Au sommet de l'Union africaine, Ban Ki-moon plaide en faveur du développement et de la paix

Le Secrétaire général Ban Ki-moon devant le 24ème Sommet de l’Union africaine à Addis-Abeba, en Ethiopie. Photo ONU/Eskinder Debebe

30 janvier 2015 – En ce début d'année 2015, l'Afrique doit impérativement capitaliser sur les progrès réalisés en matière de paix et de développement durant l'année écoulée, a déclaré vendredi le Secrétaire général des Nations Unies, Ban Ki-moon.

« L'année qui commence sera cruciale du point de vue de l'action mondiale qui doit être menée pour que notre avenir à tous soit assuré », a affirmé le chef de l'ONU dans discours prononcé à l'occasion du 24ème Sommet de l'Union africaine à Addis-Abeba, la capitale éthiopienne.

« Nous arrivons à l'échéance fixée pour les objectifs du Millénaire pour le développement – les OMD – qui ont suscité tant de progrès sur ce continent », a rappelé M. Ban, ajoutant que l'année 2015 consacrera l'adoption d'un nouveau programme de développement pour l'après-2015, assorti d'une série d'objectifs de développement durable (ODD).

Dans ce contexte, le Secrétaire général a souhaité que l'Afrique soit représentée « au plus haut niveau » lorsque le programme de développement pour l'après-2015 sera adopté à New York en septembre prochain.

M. Ban a également insisté sur la nécessité de trouver les ressources nécessaires pour financer le développement durable en Afrique.

« Sans ressources, les engagements que nous prenons pour promouvoir le développement durable ne seront que des mots », a-t-il insisté.

Sur le plan de la paix et de la sécurité, le Secrétaire général a estimé que des avancées importantes avaient été réalisées en 2014 sur le continent africain, citant notamment la mission conjointe de haut niveau menée avec la Communauté économique des États de l'Afrique de l'Ouest (CEDEAO) au Burkina Faso, qui a aidé à ouvrir la voie au dialogue et à la signature d'un accord.

« En Somalie, les efforts que nous déployons ensemble pour établir une paix durable donnent des résultats. Nos deux organisations, l'Union africaine et les Nations Unies, ainsi que l'IGAD [Autorité intergouvernementale pour le développement], ont travaillé en partenariat pour appuyer le processus politique », a également mentionné M. Ban, tout en insistant auprès des Etats africains sur la nécessité de collaborer plus avant en République centrafricaine, afin « de protéger les civils et combattre l'impunité ».

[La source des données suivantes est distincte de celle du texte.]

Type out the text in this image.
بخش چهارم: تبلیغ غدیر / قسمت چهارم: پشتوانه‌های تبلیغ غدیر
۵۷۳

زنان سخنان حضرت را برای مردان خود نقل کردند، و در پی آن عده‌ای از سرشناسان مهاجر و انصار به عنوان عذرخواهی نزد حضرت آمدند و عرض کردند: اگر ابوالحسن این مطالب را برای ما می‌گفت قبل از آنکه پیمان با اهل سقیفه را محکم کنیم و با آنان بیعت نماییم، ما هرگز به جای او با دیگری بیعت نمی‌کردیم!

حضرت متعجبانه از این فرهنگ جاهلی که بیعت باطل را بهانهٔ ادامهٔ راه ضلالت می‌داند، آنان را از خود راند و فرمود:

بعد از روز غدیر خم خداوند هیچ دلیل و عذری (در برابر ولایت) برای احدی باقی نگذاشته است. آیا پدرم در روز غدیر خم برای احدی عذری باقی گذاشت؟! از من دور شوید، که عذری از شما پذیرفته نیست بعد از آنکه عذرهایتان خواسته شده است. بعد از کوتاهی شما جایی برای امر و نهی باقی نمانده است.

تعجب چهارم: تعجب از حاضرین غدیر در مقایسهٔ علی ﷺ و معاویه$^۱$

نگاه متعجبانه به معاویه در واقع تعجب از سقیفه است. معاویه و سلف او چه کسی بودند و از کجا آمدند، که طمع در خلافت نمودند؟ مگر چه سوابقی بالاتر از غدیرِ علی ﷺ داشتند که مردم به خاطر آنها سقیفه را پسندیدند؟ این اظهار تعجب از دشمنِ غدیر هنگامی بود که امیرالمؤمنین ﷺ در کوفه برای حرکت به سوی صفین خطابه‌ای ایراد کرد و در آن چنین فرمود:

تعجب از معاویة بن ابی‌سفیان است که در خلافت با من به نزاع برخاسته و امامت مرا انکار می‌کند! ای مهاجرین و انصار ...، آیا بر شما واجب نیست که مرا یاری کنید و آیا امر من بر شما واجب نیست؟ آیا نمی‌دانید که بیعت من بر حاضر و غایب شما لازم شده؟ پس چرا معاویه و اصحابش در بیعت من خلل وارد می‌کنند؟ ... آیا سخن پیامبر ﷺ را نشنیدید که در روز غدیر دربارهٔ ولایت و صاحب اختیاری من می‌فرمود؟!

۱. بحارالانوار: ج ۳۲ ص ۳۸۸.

S'agissant du Soudan, où l'ONU et l'Union africaine poursuivent leur partenariat, le Secrétaire général s'est inquiété de la poursuite du conflit au Darfour, et a appelé à ce que le processus de dialogue national soit renforcé.

En République démocratique du Congo (RDC) et dans la région des Grands Lacs, « nous devons mener une action décisive, notamment neutraliser les Forces démocratiques de libération du Rwanda (FDLR) pour que la paix et la stabilité puissent être rétablies », a déclaré M. Ban, insistant sur le fait que les signataires de l'Accord-cadre pour la paix, la sécurité et la coopération doivent tous tenir leurs engagements.

Le Secrétaire général a par ailleurs estimé que la situation actuelle en Libye déstabilisait la région, précisant que « le Groupe de contact international et l'Envoyé spécial de l'Union africaine, de même que mon Représentant spécial, pressent les parties de mettre fin aux effusions de sang et d'entamer un dialogue politique ».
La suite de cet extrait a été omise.